In any case, I think this was an important step to take, but it didn’t help the speed at all. So, I tried a few optimizations of the ported scene-detection script itself. First of all, I took away the kludge I was using to represent the boolean either-this-is-the-start-of-a-scene-or-it-isn’t stream. Rather than representing true and false with white frames and black frames, as I was forced to do in AviSynth, I represented them with, well, Groovy’s true and false. Instead of having the function return a Clip, I had it return a Closure (which itself would take an int and return a boolean). This did the trick. I took away six of the filters I was using in the script, and the speed improved markedly.
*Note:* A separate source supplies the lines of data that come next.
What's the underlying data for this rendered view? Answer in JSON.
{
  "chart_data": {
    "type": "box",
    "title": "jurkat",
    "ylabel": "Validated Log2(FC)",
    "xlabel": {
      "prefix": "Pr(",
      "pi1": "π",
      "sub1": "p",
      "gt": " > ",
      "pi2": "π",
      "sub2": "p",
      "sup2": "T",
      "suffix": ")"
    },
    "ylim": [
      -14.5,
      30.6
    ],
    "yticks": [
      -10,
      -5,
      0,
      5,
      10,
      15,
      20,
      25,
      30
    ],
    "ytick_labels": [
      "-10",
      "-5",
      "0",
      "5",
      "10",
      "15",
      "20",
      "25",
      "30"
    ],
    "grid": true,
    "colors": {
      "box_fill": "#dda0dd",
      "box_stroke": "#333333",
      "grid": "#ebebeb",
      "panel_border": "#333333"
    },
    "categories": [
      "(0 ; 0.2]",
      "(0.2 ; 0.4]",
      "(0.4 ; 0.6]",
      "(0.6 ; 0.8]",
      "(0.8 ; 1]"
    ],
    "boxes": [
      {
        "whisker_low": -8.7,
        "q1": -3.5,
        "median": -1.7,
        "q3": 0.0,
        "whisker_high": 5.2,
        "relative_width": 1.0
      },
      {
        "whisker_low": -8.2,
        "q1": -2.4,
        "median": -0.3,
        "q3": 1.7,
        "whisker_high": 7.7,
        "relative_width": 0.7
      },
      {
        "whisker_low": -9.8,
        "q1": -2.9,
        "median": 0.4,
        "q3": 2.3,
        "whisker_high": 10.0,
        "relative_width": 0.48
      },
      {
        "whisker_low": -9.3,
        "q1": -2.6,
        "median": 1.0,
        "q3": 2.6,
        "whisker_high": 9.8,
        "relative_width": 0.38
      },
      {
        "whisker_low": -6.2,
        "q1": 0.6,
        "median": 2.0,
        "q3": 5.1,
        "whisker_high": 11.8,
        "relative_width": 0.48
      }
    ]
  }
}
Once I put in some caching for the intermediate frames, the speed improved again by about 30%. Finally, I thought I’d push the limits of Groovy optimization a bit more by implementing it in Java. There was practically no improvement. Oh, well.
In the end, it tends to take about twice as long to process the scenes as it takes to actually play the movie. That’s still somewhat dismal, but I think it’s good enough for now. Maybe once I have a complete working prototype the speed improvements will follow.
Well, I was going to work on writing something that would preprocess a video file and calculate exactly where all the cuts were and what the intensity and “bend” were at any given time, and I ran into a roadblock.
Groovy is an awesome programming language. I want to program in Groovy as much as I possibly can. And so I found Xuggler (a SWIG-based Java interface to ffmpeg), and I wrote a convenient Groovy wrapper class for accessing frames in an ffmpeg video stream.
It was great. I could load a file, get all the frames I wanted one at a time as Java BufferedImages, draw on them using Java2D, and write them back out in an image sequence. (I figure I can probably export another movie file, too, but I haven’t tried that part of Xuggler yet, let alone wrapped it.)
Now I actually needed to process those images to find motion in them, and so I set up a simple image difference filter in Groovy, and I tried it out. It was slooooooow. It processed about one frame per second. I realized Groovy would be slow, but I hoped it wouldn’t be that slow.
A couple of months ago, I took a stab at making an AMV (anime music video). I’ve done it before… once… but this time, like lots of times, I had absolutely no time to work on it because I’d jam-packed myself with more homework than I knew what to do with.
So, I found myself pacing along, in a sleep-deprived state, talking at a friend about how I tried to do such-and-such and had to do wossname instead and never found time for, um, doing that AMV thing and that since it was me of all people doing it I might as well save time in an insanely difficult way by, say, programming my computer do it all for me.
An automatic AMV generator. Sometimes I amaze myself. Oftentimes I come up with some idea that blows my socks off and then realize it’s just a telephone or a wheel. This time, whether or not it had been done before, I knew I was particularly persnicketily picky about my AMVs… so picky that I was sure no other automatic AMV generator could be exactly what I wanted.
To make myself clear, this is something that doesn’t exist yet, but it’s something I’ve been actively working on for a few weeks. And I’m calling it MVTron.